Güzel bir bahar günüydü. Uçsuz bucaksız Suruç Ovası`na sabahın ilk ışıkları düşüyor ve güneş ekinlerin üzerinde geceden kalan çiğ tanelerini buharlaştırıyordu. Diz boyuna ulaşmış başaklar, rüzgârın önünde yemyeşil bir denizin dalgaları gibi salınıp duruyordu. Köyün ihtiyarları camiden çıkarken torunları dört kilometre uzaklıktaki okula doğru oynaya zıplaya yol alıyordu. Yani asırlardır üç aşağı beş yukarı aynı şekilde akıp giden günlerden birini yaşıyordu Urfa, Suruç`taki Çengelli (Alizer) Köyü. Tarihler 1956`yı gösteriyordu...

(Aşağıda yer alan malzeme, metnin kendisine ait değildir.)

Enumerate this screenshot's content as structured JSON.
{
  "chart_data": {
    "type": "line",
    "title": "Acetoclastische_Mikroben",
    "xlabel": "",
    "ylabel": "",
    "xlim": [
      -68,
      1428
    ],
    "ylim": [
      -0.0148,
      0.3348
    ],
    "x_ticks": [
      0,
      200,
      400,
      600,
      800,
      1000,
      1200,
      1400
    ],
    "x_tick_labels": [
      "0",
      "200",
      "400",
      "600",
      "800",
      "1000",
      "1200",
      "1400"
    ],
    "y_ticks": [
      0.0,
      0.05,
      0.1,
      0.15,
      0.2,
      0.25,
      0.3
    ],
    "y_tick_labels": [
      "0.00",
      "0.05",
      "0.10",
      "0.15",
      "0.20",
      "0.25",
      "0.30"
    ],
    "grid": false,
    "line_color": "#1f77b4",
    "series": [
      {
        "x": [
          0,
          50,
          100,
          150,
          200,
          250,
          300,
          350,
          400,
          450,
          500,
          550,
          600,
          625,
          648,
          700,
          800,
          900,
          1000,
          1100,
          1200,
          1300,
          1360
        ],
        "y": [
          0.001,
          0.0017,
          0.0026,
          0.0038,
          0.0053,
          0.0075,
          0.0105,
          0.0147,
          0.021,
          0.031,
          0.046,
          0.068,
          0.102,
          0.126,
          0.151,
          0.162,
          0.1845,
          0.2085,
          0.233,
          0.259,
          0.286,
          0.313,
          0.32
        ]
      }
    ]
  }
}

Osman Zeren (o tarihte 14 yaşındaydı), tarlayı sulamak için babasıyla birlikte araziye giderken, köyü ilçeye bağlayan toprak yoldan büyük bir toz bulutunun yükseldiğini fark etti. Boz bir yılan gibi köye yaklaşan toz bulutu ovanın ıssızlığını parçalayan bir uğultuyla girdi köyün içine. Tozlar dağıldığında 20 araçlık bir askeri konvoy çıktı ortaya. "Komutan muhtarı çağırıp bütün köylülerin meydana toplanması talimatını verdi," diyor, Zeren. "Ahali meydanda toplandığında `Şimdi hepiniz evlerinize gireceksiniz ve üç gün çıkmayacaksınız` dedi."

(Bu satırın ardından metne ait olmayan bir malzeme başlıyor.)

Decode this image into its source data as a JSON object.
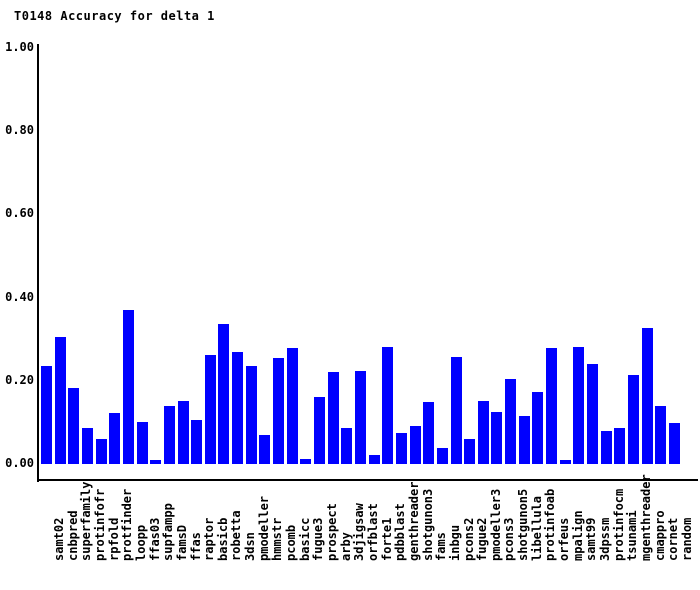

O günler demokrasi günleri olarak geçiyordu ama köylülerden biri bile çıkıp "İyi ama neden?" diye soramadı. İnsanlar evlerine kapatıldı ve her hanenin önüne bir asker dikildi. Okuldan dönen çocuklar da evlerine kilitlendi. Üç gün sonra çıktıklarında sınır boyundaki tarlalarının dikenli tellerle çevrildiğini, çitlerin önüne "Dikkat Mayın!" yazılı tabelaların yerleştirildiğini gördüler. Komutan, "Bu tarlalara devlet adına el koyulmuştur, size gereken kamulaştırma bedelleri ödenecektir. Çitin ardındaki her karış toprakta mayın vardır. Suriye`nin sınırı artık buradan başlıyor. Geçerseniz ölürsünüz" dedi ve askerlerle birlikte köyden ayrıldı. O zaman, hangi noktalara mayın döşendiği görülmesin diye eve kapatıldıklarını anladılar. Ve hayat bir daha asla eskisi gibi olmadı...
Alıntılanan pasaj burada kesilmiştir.